Police aux frontières : « On agit sans cadre juridique »
Depuis les attentats de 2015, les contrôles frontaliers sont rétablis. Un agent de la Police aux frontières témoigne.
dans l’hebdo N° 1544 Acheter ce numéro
Pour les agents de la police aux frontières (PAF), difficile de porter une voix critique. À la fin de notre entretien, l’un d’entre eux finit par avouer : « J’ai des collègues qui ne répondent même plus aux ordres d’en haut. Ils ne jouent plus le jeu… Ils en ont ras le bol de leur mission. » Sont-ils prêts à témoigner ? Les jours passent. Puis arrive un SMS : « Même sans donner leur identité, ils ont trop peur de la réaction des officiers. » Entre les pressions du ministère de l’Intérieur (où le remplacement de Gérard Collomb par Christophe Castaner n’a évidemment rien changé) et la nouvelle gestion de l’immigration côté italien, la frontière alpine demeure une zone à haute tension. Avec les exilés pour premières victimes, comme le raconte cet unique agent de la PAF qui ait accepté de témoigner.
« Depuis le rétablissement des contrôles aux frontières, à la suite des attentats de novembre 2015, notre unité se retrouve côté italien, près de Modane. C’est un système de bureau à contrôles nationaux juxtaposés (BCNJ), sous le cadre administratif de la non-admission. Concrètement, avant, quand on contrôlait côté français, on engageait une procédure de retenue. Maintenant, ça prend moins de dix secondes. C’est très efficace. On remplit un formulaire en trois volets, puis on remet le migrant illégal à la police italienne.
Mais avec l’arrivée de Matteo Salvini (1) au ministère de l’Intérieur en Italie, tout a changé. Dès ses premières déclarations, où il annonçait la fin des renouvellements de séjour, on a battu des records. Depuis juillet, nous refusons l’entrée en France à 700 à 800 migrants par mois : c’est 30 % de plus qu’avant. S’ajoutent à cela les frictions diplomatiques. Aujourd’hui, les policiers italiens, débordés, refusent de venir récupérer les migrants la nuit. Donc, de 23 heures à 7 heures, nous devons rester avec eux dans nos locaux et nous ne contrôlons plus la frontière. Ce ne sont plus les mêmes profils de migrants. Il y a moins de personnes sans documents et beaucoup plus d’invalidités de permis de séjour. En Italie, avant d’obtenir un renouvellement de leur titre, s’ils l’obtiennent, les étrangers reçoivent un document provisoire qui n’est pas valide dans l’espace Schengen. Mal informés, ils arrivent en France en pensant qu’ils peuvent voyager en Europe. Mais non. C’est une fuite en avant.
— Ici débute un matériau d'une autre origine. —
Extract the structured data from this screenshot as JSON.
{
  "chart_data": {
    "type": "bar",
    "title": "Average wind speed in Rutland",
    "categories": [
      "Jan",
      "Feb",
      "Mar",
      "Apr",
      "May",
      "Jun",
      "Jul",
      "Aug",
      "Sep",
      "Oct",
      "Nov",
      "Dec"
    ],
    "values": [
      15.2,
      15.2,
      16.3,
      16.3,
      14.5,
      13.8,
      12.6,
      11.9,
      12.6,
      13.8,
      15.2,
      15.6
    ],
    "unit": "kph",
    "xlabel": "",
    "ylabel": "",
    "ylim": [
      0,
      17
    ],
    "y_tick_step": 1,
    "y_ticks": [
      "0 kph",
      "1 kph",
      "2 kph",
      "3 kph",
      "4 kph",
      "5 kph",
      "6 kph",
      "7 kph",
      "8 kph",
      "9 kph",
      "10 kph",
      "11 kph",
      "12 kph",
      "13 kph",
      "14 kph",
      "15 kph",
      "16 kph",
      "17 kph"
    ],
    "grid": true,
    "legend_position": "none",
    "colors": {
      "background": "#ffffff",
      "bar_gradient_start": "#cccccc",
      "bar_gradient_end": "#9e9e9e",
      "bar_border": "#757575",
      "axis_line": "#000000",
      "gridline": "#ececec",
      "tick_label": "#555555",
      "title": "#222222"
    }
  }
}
Nos conditions de travail se sont améliorées, mais la situation des migrants s’est complètement détériorée. Nos locaux sont inadaptés à l’accueil du public. On se retrouve avec dix, voire quinze personnes qui dorment par terre toute la nuit. Parfois, ils arrivent à tous tenir sur le banc en métal. Ils ont à peine de quoi se nourrir ! Cette situation, se produit tous les soirs. En théorie, nous ne sommes pas habilités à les garder dans nos locaux, donc c’est de la surveillance sans aucun cadre juridique. Notre hiérarchie directe est au courant, ils essaient de faire le nécessaire auprès de ceux qui sont au-dessus d’eux, mais, à ce niveau-là, c’est politique.
Il y a un vrai décalage entre le discours de nos dirigeants, qui affirment la nécessité d’un contrôle accru des frontières, et nos réalités de terrain. Depuis les attentats terroristes en France, on a dû réintroduire les contrôles pour raisons de sécurité. On en fait, c’est certain. Mais on s’occupe aussi beaucoup d’immigration. On doit donner un sens à notre travail, or il n’en a pas toujours. C’est là qu’on se rend compte que la politique impacte immédiatement la réalité vécue par les gens, il suffit de mettre quelqu’un comme Matteo Salvini au pouvoir pour que ça bouleverse tout, tout de suite. »
(1) Matteo Salvini, leader de la Ligue (extrême droite), est vice-président du Conseil et ministre de l’Intérieur en Italie depuis le 1er juin dernier.